Home


Keywords:stock options work
Last Date:2012-02-20

Question: How do stock options work?

1) Let's say a firm rewards its worker with stock options. This worker decides to exercise the options. Then the firm should give out its common stocks to the worker. Where do these stocks come from? The firm issues brand new stocks through SEC? Do they come from treasury stocks?

2) Let's say a firm is going through IPO. It issues 2000 of hot IPO shares through SEC. What happens to 500 existing stocks that are held by people who bought the stocks before IPO through private investment? They are also automatically registered through SEC? So the market cap is 2500?

Thanks!


Answer:

1) The stock could come from treasury stock or is simply issued from authorized but unissued stock. And no the company does not need to register those shares with the SEC. However, if the shares were never previously registered with the SEC, then that would be restricted stock, subject to Rule 144, and could not be sold on the open market for at least 6 months. There are additional sales restrictions of unregistered restricted shares, as to size, timing. etc. but they would NOT have to be registered with the SEC to be sold on the open market.
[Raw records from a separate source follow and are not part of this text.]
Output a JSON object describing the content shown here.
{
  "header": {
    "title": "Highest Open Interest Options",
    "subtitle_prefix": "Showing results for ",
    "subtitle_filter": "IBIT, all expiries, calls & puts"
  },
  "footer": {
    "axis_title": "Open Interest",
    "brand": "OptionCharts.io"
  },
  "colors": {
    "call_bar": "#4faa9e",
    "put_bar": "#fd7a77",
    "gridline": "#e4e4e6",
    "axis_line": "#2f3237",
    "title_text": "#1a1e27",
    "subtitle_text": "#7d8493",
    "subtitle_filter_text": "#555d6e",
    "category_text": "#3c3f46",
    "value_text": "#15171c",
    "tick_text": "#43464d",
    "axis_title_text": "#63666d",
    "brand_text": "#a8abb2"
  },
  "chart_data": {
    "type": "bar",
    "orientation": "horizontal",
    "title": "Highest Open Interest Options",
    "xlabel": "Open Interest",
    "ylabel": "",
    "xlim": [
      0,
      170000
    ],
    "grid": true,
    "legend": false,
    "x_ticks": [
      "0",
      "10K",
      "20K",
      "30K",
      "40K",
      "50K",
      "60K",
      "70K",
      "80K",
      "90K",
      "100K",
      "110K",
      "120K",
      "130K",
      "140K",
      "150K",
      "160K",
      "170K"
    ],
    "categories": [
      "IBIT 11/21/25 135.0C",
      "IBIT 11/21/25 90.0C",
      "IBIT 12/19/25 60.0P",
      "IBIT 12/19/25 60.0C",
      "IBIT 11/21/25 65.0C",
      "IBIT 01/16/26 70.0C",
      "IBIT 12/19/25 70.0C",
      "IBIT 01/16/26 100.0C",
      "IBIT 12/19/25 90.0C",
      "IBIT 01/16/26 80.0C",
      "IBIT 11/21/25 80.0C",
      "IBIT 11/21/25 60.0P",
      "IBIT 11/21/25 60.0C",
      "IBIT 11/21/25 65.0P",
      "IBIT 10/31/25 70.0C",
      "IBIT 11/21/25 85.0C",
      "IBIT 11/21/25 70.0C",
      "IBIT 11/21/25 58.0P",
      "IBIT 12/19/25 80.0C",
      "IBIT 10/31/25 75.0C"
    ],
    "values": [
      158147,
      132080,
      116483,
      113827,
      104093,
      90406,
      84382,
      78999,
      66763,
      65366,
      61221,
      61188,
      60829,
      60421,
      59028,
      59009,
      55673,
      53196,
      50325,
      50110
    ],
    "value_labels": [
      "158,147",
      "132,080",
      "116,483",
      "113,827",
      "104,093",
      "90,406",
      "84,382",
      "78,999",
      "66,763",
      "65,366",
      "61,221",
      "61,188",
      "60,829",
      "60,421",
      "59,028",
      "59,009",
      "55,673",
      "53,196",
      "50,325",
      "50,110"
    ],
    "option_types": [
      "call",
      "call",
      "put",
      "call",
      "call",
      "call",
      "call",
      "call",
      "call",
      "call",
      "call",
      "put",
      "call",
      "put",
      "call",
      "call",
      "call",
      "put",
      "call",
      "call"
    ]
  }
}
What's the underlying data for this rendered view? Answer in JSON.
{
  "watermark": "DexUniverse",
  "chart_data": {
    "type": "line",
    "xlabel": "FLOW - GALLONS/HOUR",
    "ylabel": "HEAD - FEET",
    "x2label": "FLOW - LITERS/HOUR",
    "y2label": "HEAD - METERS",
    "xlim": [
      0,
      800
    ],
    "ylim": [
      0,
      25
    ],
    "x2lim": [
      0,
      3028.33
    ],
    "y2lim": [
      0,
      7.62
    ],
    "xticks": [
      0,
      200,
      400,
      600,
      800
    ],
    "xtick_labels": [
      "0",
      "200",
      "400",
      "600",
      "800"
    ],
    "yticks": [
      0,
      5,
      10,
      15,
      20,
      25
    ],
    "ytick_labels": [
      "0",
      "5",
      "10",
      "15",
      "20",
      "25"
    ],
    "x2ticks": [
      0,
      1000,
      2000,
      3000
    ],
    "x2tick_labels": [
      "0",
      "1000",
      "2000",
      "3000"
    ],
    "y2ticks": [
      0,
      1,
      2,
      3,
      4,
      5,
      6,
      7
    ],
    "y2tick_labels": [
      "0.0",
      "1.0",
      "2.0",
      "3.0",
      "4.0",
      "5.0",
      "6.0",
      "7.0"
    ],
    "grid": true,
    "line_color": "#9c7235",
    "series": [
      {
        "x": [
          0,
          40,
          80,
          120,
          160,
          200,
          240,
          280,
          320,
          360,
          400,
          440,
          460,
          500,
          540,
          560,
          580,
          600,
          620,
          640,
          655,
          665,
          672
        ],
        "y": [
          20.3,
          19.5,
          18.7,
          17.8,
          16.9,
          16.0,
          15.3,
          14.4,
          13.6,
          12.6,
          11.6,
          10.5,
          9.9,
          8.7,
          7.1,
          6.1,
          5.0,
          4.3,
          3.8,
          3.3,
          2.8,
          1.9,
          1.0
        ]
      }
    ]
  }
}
2) Generally when a company is registering shares for an IPO with the SEC for sale to the general public, they also simultaneously register the shares of previously issued stock previously sold to holders of private placement pre-IPO and shares of employee stock option plans. Only the officers and major shareholders (owning over 5% of the company stock) are generally subject to some lock-up agreement. The market capitalization (or cap for short) is the VALUE of the outstanding shares times their sales price/share. The 2,500 shares in your example above would simply represent the number of outstanding shares.